J Nutr Sci Vitaminol (Tokyo). 2015;61(2):147-53. doi: 10.3177/jnsv.61.147.
Oral tolerance is a phenomenon of induction of systemic unresponsiveness to antigens ingested by the oral route and loss of immune response. Studies have shown the importance of vitamin A in oral tolerance in vitro but not in an in vivo experimental model. Therefore, we carried out experiments to determine how vitamin A deficiency affects tolerance induction and the ability of mesenteric lymph node (MLN) CD11c(+) cells to induce regulatory T cells (Tregs). Immunological tolerance was induced by oral ovalbumin (OVA) administration in vitamin A-sufficient mice. OVA-specific antibody and cytokine production were significantly reduced. On the other hand, in vitamin A-deficient mice, both OVA-specific antibody and cytokine production were not suppressed by oral OVA administration. Regarding induction of Tregs, the conversion rate of Foxp3(+) cells from naïve CD4(+) cell by CD11c(+) cells was decreased in vitamin A-deficient mice. Our study indicates that vitamin A deficiency causes the breakdown of oral tolerance in vivo.
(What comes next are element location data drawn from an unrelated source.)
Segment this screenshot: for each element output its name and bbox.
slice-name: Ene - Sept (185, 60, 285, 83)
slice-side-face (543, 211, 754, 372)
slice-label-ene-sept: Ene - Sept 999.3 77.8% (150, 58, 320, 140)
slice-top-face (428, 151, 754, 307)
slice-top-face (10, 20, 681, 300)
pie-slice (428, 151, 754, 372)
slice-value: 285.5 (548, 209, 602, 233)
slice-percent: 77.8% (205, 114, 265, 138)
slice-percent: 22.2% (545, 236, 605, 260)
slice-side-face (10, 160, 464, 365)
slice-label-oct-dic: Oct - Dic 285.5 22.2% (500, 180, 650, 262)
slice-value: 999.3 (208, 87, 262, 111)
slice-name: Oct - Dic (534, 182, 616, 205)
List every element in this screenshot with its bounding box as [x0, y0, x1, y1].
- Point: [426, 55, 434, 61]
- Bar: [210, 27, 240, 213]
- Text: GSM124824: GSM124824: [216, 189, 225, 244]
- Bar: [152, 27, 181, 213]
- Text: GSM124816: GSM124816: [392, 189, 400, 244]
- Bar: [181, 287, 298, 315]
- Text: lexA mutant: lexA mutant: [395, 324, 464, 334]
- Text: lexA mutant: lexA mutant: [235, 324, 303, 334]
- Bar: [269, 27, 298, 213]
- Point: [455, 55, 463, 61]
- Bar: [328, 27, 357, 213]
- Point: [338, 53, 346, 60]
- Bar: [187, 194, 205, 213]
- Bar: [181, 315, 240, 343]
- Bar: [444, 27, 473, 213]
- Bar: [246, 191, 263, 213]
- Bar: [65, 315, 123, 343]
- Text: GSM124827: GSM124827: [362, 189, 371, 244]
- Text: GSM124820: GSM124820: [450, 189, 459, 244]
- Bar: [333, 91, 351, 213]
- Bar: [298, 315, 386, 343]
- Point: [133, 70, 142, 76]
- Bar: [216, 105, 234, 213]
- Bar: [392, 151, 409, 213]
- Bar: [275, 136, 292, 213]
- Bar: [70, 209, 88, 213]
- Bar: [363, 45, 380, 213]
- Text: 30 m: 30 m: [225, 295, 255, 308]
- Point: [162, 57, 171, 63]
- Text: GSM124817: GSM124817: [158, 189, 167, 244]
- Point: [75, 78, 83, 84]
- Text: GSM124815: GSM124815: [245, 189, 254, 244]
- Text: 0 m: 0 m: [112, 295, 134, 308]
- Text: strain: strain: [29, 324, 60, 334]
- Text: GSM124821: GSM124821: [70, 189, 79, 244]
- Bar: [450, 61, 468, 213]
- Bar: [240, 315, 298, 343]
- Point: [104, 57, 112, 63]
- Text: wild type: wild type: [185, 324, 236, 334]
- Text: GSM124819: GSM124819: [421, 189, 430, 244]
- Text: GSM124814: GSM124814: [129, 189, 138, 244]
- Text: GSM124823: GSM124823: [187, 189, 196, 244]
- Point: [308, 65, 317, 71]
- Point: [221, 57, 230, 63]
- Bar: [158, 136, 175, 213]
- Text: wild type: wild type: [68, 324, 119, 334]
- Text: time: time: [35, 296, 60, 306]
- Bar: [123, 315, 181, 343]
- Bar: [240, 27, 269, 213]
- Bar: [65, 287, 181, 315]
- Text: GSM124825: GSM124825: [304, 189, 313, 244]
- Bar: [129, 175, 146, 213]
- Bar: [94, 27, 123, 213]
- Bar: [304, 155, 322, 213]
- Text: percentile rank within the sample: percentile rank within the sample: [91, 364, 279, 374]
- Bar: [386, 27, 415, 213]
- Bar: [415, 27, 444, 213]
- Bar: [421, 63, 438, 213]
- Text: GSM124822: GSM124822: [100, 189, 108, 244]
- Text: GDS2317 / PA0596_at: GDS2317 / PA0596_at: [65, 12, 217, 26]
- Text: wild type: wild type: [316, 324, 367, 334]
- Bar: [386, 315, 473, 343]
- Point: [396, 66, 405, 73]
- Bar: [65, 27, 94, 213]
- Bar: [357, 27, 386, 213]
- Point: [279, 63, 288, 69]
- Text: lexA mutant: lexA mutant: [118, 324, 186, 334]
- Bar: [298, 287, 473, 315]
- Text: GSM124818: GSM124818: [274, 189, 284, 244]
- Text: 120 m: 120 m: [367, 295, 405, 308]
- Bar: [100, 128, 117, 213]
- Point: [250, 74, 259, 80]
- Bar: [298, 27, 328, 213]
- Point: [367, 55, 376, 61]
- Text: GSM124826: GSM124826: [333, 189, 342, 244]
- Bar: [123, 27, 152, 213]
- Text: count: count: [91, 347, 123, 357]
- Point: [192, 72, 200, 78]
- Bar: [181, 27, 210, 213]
口服耐受是一种对经口服摄入的抗原产生全身性无反应性以及免疫应答丧失的诱导现象。研究表明维生素A在体外口服耐受中具有重要作用,但在体内实验模型中并非如此。因此,我们开展了实验以确定维生素A缺乏如何影响耐受诱导以及肠系膜淋巴结(MLN)CD11c(+)细胞诱导调节性T细胞(Tregs)的能力。在维生素A充足的小鼠中,通过口服卵清蛋白(OVA)诱导免疫耐受。OVA特异性抗体和细胞因子的产生显著减少。另一方面,在维生素A缺乏的小鼠中,口服OVA并未抑制OVA特异性抗体和细胞因子的产生。关于Tregs的诱导,在维生素A缺乏的小鼠中,CD11c(+)细胞使初始CD4(+)细胞转化为Foxp3(+)细胞的转化率降低。我们的研究表明,维生素A缺乏会导致体内口服耐受的破坏。